We can save these targets, and take a look at how SlimFlow organizes simulation results in a tidy way:

>>> targets = run.generate_targets()

# targets were generated for both suffices for this simulation replicate:
>>> targets['filepath'][0]
'runs/bgs/N__1000/mu__2e-08/sh__0.01/rbp__1e-08/rep_0__seed_7138484576005690179__treeseq.tree'

Then, the filepath column has the relevant information on each file produced by the simulation. This Polars dataframe can then be joined in with downstream results.

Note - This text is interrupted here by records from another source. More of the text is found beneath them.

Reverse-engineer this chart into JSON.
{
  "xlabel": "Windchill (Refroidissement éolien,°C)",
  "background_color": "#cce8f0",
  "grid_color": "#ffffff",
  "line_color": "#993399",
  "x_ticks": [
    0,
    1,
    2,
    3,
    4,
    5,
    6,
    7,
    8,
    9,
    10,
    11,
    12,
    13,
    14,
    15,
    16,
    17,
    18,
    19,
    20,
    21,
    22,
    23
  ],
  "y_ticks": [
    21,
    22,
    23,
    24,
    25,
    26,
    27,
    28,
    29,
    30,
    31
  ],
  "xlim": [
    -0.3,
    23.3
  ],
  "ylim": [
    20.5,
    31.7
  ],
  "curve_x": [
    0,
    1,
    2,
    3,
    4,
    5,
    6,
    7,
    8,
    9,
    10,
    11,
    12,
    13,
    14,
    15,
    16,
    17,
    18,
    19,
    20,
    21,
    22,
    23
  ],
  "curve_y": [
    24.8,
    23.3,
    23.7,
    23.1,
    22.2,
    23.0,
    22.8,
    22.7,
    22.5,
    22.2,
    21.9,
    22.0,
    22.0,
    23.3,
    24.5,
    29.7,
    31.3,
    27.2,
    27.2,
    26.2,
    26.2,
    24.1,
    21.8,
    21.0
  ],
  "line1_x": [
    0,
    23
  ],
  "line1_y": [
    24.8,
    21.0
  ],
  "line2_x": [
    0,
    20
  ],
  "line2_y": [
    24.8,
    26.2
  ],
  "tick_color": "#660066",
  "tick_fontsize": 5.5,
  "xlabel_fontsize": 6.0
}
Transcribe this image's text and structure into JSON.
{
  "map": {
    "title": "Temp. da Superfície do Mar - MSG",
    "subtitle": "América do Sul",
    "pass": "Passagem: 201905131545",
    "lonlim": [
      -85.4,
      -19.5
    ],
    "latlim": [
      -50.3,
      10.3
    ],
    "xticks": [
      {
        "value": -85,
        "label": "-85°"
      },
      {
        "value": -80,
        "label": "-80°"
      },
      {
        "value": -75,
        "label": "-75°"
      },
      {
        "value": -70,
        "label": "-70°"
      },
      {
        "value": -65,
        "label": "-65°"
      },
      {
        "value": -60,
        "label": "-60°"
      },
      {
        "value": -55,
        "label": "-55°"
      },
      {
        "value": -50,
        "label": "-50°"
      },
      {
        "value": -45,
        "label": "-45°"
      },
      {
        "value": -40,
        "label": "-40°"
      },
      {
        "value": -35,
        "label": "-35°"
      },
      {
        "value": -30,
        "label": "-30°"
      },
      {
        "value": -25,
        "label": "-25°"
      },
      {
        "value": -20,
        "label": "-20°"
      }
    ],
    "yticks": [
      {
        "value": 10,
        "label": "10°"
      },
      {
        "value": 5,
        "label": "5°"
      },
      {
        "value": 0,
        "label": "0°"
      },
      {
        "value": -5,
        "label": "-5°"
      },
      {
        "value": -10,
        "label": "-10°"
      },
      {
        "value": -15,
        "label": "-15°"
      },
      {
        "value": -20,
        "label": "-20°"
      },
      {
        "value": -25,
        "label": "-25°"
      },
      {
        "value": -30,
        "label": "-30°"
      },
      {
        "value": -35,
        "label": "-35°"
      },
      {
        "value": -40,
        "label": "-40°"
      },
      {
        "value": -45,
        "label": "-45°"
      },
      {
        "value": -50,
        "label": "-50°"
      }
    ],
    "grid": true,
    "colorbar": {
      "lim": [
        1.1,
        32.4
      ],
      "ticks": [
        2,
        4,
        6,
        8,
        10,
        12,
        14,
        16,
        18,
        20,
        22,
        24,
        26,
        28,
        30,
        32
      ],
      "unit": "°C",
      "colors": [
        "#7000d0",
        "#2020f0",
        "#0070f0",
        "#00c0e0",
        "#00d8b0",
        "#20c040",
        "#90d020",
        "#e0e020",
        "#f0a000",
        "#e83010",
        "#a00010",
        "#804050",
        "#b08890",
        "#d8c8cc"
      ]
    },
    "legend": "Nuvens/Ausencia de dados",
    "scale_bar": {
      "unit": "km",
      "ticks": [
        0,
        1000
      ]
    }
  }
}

SlimFlow removes a ton of boilerplate code, allowing one to run and manage SLiM results effortlessly. This is a small Snakefile that shows how to generate all of these simulations:

from slimflow import GridRuns

if not len(config):
    raise ValueError("config file not specified, use --configfile <config>.yml")

run = GridRuns(config)

# Generate all the targets for this YAML file.
sims_df = run.generate_targets()

# The SLiM rule: a simple, small amount of boilerplate code will run all
# simulations.
rule slim:
  input: run.script, **run.input
  output: **run.target_template()
  shell: run.slim_cmd()

rule all:
  input: sims_df['filepath']

Similar Projects

stdpopsim is a larger framework for running simulations for a variety of different species. This is recommended if you need specific demographic models for species histories' etc.
slim_magic is a neat bit of iPython magic that makes working with SLiM simulations in Jupyter notebooks easy.